With the era of website defacement gradually making room for theft of sensitive information, cyber security attacks are the order of the day. Cyber attackers these days try to make holes in the defence and security systems of a country. A significant increase in cyber space activities in the country has resulted in increased opportunities for technology-related crime. Besides, lack of user-end discipline, inadequate protection of computer systems and the possibility of anonymous use of ICT – allowing users to impersonate and cover their tracks of crime – have encouraged a growing number of users to experiment with ICT abuse.
The Government of India had set up an Inter-Departmental Information Security Task Force (ISTF) with the National Security Council as the nodal agency to monitor the increasing incidences of cyber crime. Acting on the task force’s recommendations, the following initiatives have been taken:
• Indian Computer Emergency Response Team (CERT-In) has been formed to respond to the cyber security incidents;
• Public key infrastructure (PKI) has been put in place to support implementation of the Information Technology Act and promote use of digital signatures; and
• Initiatives undertaken to support anti-cyber crime R&D activities through premier academic and public sector institutions in the country.

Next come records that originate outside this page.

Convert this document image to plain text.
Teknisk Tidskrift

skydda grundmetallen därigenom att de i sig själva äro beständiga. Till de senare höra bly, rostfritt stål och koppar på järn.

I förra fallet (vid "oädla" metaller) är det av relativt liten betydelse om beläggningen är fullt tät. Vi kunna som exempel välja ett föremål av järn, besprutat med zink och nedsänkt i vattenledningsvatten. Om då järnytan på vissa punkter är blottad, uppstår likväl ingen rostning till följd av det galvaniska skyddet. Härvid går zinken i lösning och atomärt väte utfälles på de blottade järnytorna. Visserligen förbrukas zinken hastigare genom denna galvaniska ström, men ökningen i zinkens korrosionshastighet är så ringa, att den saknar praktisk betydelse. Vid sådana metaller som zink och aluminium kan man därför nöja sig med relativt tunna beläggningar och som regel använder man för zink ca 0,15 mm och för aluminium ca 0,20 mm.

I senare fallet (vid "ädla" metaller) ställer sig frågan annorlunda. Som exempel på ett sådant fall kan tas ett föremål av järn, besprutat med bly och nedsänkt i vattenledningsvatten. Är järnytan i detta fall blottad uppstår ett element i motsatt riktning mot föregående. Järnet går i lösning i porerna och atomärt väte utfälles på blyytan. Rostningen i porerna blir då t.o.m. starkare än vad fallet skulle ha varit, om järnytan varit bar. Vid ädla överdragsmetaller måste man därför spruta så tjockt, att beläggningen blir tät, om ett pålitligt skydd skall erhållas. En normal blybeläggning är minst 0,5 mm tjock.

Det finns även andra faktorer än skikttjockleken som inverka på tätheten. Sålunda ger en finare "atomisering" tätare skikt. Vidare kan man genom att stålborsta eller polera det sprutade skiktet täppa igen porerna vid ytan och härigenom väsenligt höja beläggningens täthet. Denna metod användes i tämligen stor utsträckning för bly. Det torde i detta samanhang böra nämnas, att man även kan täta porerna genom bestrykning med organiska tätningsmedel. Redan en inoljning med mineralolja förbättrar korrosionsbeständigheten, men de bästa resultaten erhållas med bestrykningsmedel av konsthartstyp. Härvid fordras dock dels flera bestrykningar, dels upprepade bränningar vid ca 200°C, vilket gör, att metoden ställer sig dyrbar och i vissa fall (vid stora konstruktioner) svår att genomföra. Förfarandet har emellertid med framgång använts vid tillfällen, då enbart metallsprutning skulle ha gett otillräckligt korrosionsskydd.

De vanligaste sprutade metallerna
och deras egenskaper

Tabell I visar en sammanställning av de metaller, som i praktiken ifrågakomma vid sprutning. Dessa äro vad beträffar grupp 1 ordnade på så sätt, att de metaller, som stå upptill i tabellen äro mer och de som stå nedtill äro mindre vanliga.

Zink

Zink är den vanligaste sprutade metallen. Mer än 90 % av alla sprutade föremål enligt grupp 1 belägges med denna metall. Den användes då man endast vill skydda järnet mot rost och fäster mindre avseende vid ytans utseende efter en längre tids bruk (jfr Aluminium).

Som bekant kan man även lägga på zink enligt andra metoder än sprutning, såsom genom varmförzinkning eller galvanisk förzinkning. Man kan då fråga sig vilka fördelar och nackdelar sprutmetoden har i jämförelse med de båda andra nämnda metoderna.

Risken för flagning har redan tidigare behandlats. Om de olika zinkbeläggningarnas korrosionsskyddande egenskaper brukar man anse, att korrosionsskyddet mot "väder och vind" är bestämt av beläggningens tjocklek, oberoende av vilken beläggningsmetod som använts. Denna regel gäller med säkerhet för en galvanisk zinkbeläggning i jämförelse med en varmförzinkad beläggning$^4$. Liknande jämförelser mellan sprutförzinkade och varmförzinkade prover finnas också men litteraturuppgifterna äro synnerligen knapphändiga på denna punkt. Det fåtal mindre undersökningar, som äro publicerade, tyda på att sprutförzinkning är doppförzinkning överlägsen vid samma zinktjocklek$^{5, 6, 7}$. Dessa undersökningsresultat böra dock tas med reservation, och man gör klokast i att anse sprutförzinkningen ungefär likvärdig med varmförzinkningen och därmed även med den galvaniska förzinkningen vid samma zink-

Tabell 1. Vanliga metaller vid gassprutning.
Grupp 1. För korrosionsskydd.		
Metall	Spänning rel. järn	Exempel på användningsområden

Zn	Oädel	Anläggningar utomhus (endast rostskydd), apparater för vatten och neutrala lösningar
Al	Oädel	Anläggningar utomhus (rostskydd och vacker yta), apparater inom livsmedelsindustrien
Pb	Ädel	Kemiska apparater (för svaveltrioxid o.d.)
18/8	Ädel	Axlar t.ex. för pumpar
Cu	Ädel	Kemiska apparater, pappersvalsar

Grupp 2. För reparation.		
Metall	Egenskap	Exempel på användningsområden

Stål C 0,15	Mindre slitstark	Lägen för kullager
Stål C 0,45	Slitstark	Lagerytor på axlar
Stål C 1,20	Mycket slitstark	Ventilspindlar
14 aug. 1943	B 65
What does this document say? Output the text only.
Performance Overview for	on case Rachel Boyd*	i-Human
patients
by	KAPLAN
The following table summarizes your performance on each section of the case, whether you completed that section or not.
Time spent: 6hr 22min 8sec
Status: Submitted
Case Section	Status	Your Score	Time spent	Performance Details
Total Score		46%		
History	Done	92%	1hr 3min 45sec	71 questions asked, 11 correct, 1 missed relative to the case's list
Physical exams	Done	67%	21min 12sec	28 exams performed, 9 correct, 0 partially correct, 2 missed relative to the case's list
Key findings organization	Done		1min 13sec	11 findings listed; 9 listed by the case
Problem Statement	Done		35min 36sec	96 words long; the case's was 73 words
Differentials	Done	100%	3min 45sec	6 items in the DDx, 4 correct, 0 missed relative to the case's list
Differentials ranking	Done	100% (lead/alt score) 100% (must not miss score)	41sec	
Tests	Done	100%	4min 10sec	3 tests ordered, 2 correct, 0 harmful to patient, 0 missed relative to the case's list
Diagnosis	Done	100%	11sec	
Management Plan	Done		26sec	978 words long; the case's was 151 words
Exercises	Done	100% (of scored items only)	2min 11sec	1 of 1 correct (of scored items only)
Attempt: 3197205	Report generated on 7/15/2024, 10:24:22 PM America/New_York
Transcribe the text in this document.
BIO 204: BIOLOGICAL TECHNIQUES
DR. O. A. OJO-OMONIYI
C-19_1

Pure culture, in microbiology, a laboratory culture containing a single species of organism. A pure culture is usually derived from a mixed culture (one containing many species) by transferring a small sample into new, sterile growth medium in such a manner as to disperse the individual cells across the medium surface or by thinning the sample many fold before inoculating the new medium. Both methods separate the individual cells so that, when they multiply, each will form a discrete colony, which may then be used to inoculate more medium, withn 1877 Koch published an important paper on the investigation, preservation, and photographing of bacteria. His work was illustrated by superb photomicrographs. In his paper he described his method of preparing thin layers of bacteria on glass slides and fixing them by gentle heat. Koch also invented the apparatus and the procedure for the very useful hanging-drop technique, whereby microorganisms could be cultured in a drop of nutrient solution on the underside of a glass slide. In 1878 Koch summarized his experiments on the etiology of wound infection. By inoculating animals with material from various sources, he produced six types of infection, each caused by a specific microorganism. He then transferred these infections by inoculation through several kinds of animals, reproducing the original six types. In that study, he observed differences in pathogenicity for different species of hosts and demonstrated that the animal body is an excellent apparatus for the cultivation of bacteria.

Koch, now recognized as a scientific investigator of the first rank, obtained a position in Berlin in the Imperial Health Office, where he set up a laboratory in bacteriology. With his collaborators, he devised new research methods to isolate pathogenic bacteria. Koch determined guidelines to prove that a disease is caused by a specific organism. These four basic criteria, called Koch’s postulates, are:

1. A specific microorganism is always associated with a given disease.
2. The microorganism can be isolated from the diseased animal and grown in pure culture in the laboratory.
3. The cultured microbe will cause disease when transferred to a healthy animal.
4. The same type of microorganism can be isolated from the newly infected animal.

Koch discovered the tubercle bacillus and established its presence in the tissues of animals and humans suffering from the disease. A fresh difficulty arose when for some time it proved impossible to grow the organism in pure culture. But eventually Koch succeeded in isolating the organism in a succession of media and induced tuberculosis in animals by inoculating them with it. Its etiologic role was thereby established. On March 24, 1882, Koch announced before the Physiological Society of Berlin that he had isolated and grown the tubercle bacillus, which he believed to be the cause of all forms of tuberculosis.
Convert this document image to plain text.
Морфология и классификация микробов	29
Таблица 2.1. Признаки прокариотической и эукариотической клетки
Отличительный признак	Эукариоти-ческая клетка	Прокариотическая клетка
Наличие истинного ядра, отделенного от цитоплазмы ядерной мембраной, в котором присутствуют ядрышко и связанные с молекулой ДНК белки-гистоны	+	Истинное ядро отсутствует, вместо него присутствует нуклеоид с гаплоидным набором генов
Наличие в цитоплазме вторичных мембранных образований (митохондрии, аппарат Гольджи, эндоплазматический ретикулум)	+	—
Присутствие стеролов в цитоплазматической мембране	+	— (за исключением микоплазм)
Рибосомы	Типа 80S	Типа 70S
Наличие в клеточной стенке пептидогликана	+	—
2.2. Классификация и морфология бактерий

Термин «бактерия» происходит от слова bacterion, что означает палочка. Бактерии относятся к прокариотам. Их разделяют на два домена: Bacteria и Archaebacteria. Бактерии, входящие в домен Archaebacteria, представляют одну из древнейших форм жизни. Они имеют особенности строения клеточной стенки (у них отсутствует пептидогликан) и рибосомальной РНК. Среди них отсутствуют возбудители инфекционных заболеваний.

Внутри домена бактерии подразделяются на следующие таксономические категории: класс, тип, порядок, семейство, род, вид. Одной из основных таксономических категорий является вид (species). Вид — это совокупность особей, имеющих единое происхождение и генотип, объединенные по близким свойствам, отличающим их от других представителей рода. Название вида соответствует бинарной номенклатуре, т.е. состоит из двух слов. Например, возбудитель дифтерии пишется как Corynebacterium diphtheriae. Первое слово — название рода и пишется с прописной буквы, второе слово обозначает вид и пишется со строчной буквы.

The government has mandated implementation of security policy in accordance with the information security management standard ISO 27001.
Dr Gulshan Rai, Director General, CERT-IN
“We are living in an era when things are much different in terms of technology, process and technique. From mere hacking to cyber espionage to attacks from faux servers – the nature of cyber space attacks has evolved over the years. This is time of cyber warfare…we must deal with it effectively”
Satya Narayan Pradhan, Additional DG, CID, Jharkhand
“All police and security organisations of the Government, whether at the Centre or the State level must seriously look into issues like their cyber infrastructure security and data security. We must not forget that much if not all of Governance in the foreseeable future is going to be data driven. CCTNS and other allied projects will necessarily mean a policing infrastructure and process that will rely much on digital data. It is high time therefore that we learn how to secure it and the infrastructure on which it sits and operates. The sooner it is planned and implemented the better”
The IT infrastructure has become an integral part of the critical infrastructure like power grids, emergency communication systems, financial systems, defence systems and air traffic control networks. The operational stability and security of information infrastructure is vital for economic security of the country. As the cyber space has room for both vitiating the environment and, if used correctly, to deliver in a positive manner, let us give the second option a try.